Обнимашки? Крокодильи слезы? Она с таким же успехом могла пытаться разжалобить робота. Я просто стояла как статуя, пока до нее наконец не дошло, что я не ведусь на ее бредни. А на следующий день я переехала домой, сказав папе, что в общежитии очень шумно, а мне нужна тишина, чтобы подготовиться к экзаменам.

С тех пор мы с Рамоной не виделись.

– Почему ты не хочешь ее выслушать? – осторожно спрашивает мама. – Да, ты уже говорила, что она так и не смогла дать тебе разумного объяснения, но возможно, это что-то изменит.

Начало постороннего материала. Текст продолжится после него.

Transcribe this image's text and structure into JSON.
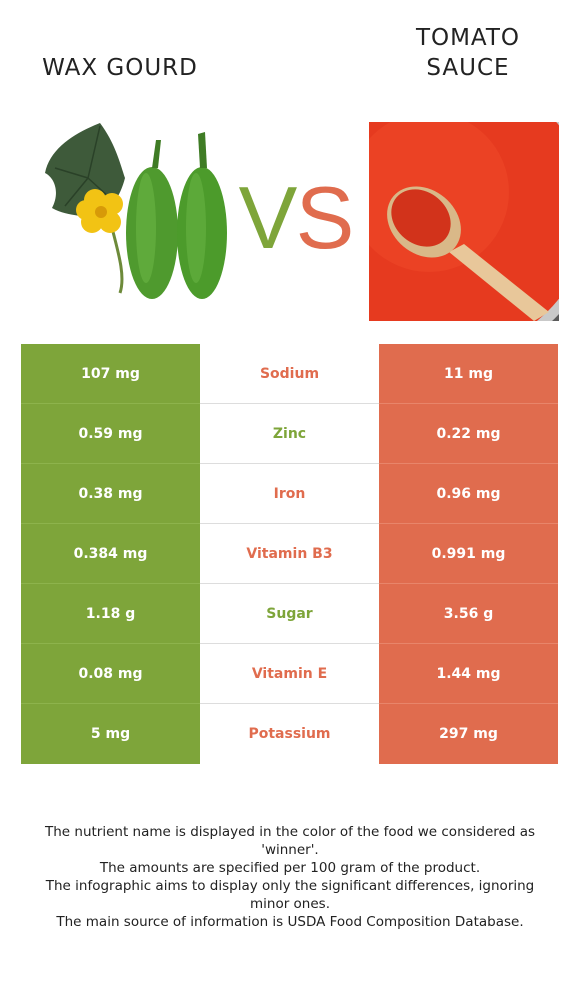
{
  "header": {
    "left_title": "WAX GOURD",
    "right_title_line1": "TOMATO",
    "right_title_line2": "SAUCE",
    "vs_v": "V",
    "vs_s": "S"
  },
  "colors": {
    "left_food": "#7ea53a",
    "right_food": "#e06c4e"
  },
  "rows": [
    {
      "nutrient": "Sodium",
      "left": "107 mg",
      "right": "11 mg",
      "winner": "right"
    },
    {
      "nutrient": "Zinc",
      "left": "0.59 mg",
      "right": "0.22 mg",
      "winner": "left"
    },
    {
      "nutrient": "Iron",
      "left": "0.38 mg",
      "right": "0.96 mg",
      "winner": "right"
    },
    {
      "nutrient": "Vitamin B3",
      "left": "0.384 mg",
      "right": "0.991 mg",
      "winner": "right"
    },
    {
      "nutrient": "Sugar",
      "left": "1.18 g",
      "right": "3.56 g",
      "winner": "left"
    },
    {
      "nutrient": "Vitamin E",
      "left": "0.08 mg",
      "right": "1.44 mg",
      "winner": "right"
    },
    {
      "nutrient": "Potassium",
      "left": "5 mg",
      "right": "297 mg",
      "winner": "right"
    }
  ],
  "footer": {
    "line1": "The nutrient name is displayed in the color of the food we considered as 'winner'.",
    "line2": "The amounts are specified per 100 gram of the product.",
    "line3": "The infographic aims to display only the significant differences, ignoring minor ones.",
    "line4": "The main source of information is USDA Food Composition Database."
  }
}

Объяснения? Ха, как вообще можно

объяснить
, почему ты предал своего близкого друга?

Как ни странно, но Рамона не оправдывалась. Никаких тебе «Я завидовала» или там «Я была пьяна и сама не знала, что творила». Она лишь сидела на краешке кровати и шептала: «Я не знаю, почему я это сделала, Грейси».

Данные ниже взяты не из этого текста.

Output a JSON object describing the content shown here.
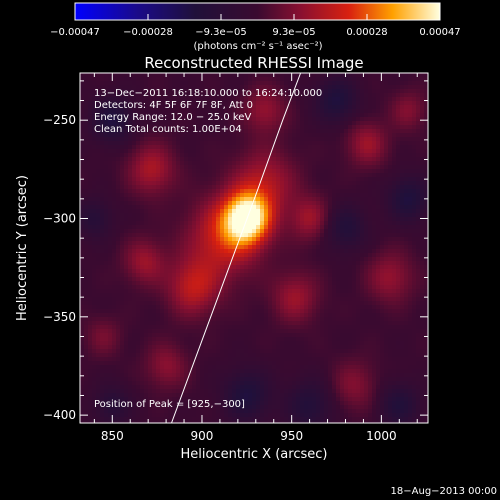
{
  "colorbar": {
    "tick_labels": [
      "−0.00047",
      "−0.00028",
      "−9.3e−05",
      "9.3e−05",
      "0.00028",
      "0.00047"
    ],
    "units": "(photons cm⁻² s⁻¹ asec⁻²)",
    "min": -0.00047,
    "max": 0.00047
  },
  "chart_data": {
    "type": "heatmap",
    "title": "Reconstructed RHESSI Image",
    "xlabel": "Heliocentric X (arcsec)",
    "ylabel": "Heliocentric Y (arcsec)",
    "xlim": [
      832,
      1026
    ],
    "ylim": [
      -404,
      -226
    ],
    "x_ticks": [
      850,
      900,
      950,
      1000
    ],
    "y_ticks": [
      -250,
      -300,
      -350,
      -400
    ],
    "x_tick_labels": [
      "850",
      "900",
      "950",
      "1000"
    ],
    "y_tick_labels": [
      "−250",
      "−300",
      "−350",
      "−400"
    ],
    "annotations": [
      "13−Dec−2011 16:18:10.000 to 16:24:10.000",
      "Detectors: 4F 5F 6F 7F 8F, Att 0",
      "Energy Range: 12.0 − 25.0 keV",
      "Clean     Total counts: 1.00E+04"
    ],
    "peak_label": "Position of Peak = [925,−300]",
    "peak": [
      925,
      -300
    ],
    "limb_curve": [
      [
        883,
        -404
      ],
      [
        900,
        -362
      ],
      [
        915,
        -325
      ],
      [
        930,
        -288
      ],
      [
        945,
        -250
      ],
      [
        955,
        -226
      ]
    ],
    "sources": [
      {
        "x": 925,
        "y": -300,
        "sigma": 9,
        "amp": 1.0
      },
      {
        "x": 912,
        "y": -310,
        "sigma": 14,
        "amp": 0.45
      },
      {
        "x": 935,
        "y": -282,
        "sigma": 12,
        "amp": 0.35
      },
      {
        "x": 895,
        "y": -335,
        "sigma": 10,
        "amp": 0.4
      },
      {
        "x": 872,
        "y": -275,
        "sigma": 9,
        "amp": 0.35
      },
      {
        "x": 868,
        "y": -322,
        "sigma": 8,
        "amp": 0.3
      },
      {
        "x": 960,
        "y": -300,
        "sigma": 8,
        "amp": 0.3
      },
      {
        "x": 952,
        "y": -340,
        "sigma": 9,
        "amp": 0.3
      },
      {
        "x": 992,
        "y": -262,
        "sigma": 8,
        "amp": 0.3
      },
      {
        "x": 1005,
        "y": -330,
        "sigma": 9,
        "amp": 0.28
      },
      {
        "x": 935,
        "y": -245,
        "sigma": 8,
        "amp": 0.28
      },
      {
        "x": 880,
        "y": -375,
        "sigma": 8,
        "amp": 0.25
      },
      {
        "x": 985,
        "y": -385,
        "sigma": 9,
        "amp": 0.22
      },
      {
        "x": 1015,
        "y": -245,
        "sigma": 7,
        "amp": 0.22
      },
      {
        "x": 845,
        "y": -360,
        "sigma": 7,
        "amp": 0.18
      },
      {
        "x": 850,
        "y": -250,
        "sigma": 8,
        "amp": -0.35
      },
      {
        "x": 975,
        "y": -240,
        "sigma": 8,
        "amp": -0.35
      },
      {
        "x": 980,
        "y": -305,
        "sigma": 8,
        "amp": -0.3
      },
      {
        "x": 1015,
        "y": -290,
        "sigma": 8,
        "amp": -0.35
      },
      {
        "x": 925,
        "y": -390,
        "sigma": 9,
        "amp": -0.35
      },
      {
        "x": 960,
        "y": -395,
        "sigma": 9,
        "amp": -0.3
      },
      {
        "x": 1010,
        "y": -395,
        "sigma": 8,
        "amp": -0.3
      },
      {
        "x": 850,
        "y": -395,
        "sigma": 7,
        "amp": -0.25
      },
      {
        "x": 840,
        "y": -300,
        "sigma": 7,
        "amp": -0.25
      }
    ]
  },
  "footer": {
    "timestamp": "18−Aug−2013 00:00"
  }
}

Что ж, этого мне было недостаточно, и сейчас, черт возьми, ничего не изменилось.

– Я уже говорила тебе, я не хочу ее слушать. По крайней мере, не сейчас. – Я встаю с дивана и, подойдя к маме, беру керамическую кружку, которую она мне протягивает. – Не знаю, смогу ли вообще когда-то снова заговорить с ней.

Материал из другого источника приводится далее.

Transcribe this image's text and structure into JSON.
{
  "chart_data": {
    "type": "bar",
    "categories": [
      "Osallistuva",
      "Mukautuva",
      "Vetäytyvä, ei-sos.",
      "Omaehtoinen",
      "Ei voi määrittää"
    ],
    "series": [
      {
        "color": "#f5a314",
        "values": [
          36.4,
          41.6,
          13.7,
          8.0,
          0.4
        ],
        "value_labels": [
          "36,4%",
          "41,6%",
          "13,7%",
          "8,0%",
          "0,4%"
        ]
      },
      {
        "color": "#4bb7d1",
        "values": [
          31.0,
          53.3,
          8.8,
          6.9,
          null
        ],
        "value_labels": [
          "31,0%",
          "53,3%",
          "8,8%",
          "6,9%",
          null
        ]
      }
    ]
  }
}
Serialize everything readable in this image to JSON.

– Ох, детка. Ты действительно собираешься отвернуться от вашей многолетней дружбы из-за какого-то парня?

– Дело не в Логане. А в том, что она знала, как мне больно. Рамона знала, что я сгорала от стыда из-за того, что случилось между нами, но вместо того, чтобы поддержать меня, она дождалась, когда я засну, и

предложила
ему
себя
. По-моему, это очевидно – ей плевать на меня и на мои чувства.

Мама вздыхает:

– Не стану отрицать, Рамона всегда была немного… эгоцентричной.

Я фыркаю:

– Немного?

– Но она всегда тебя поддерживала, – напоминает мне мама. – Она всегда была рядом, когда ты нуждалась в ней. Помнишь ту противную девочку, которая обижала тебя в пятом классе? Не помню, как ее звали… Бренда? Брин?

– Бринден.

– 

Бринден
? Господи боже, что творится в головах у современных родителей! – Мама в изумлении качает головой. – Ну да ладно, помнишь, когда Брин… нет, я даже произнести это не могу, такое дурацкое имя. Когда эта девочка обижала тебя, Рамона была как питбуль, рычала и брызгала слюной, готовая защищать тебя ценой собственной жизни.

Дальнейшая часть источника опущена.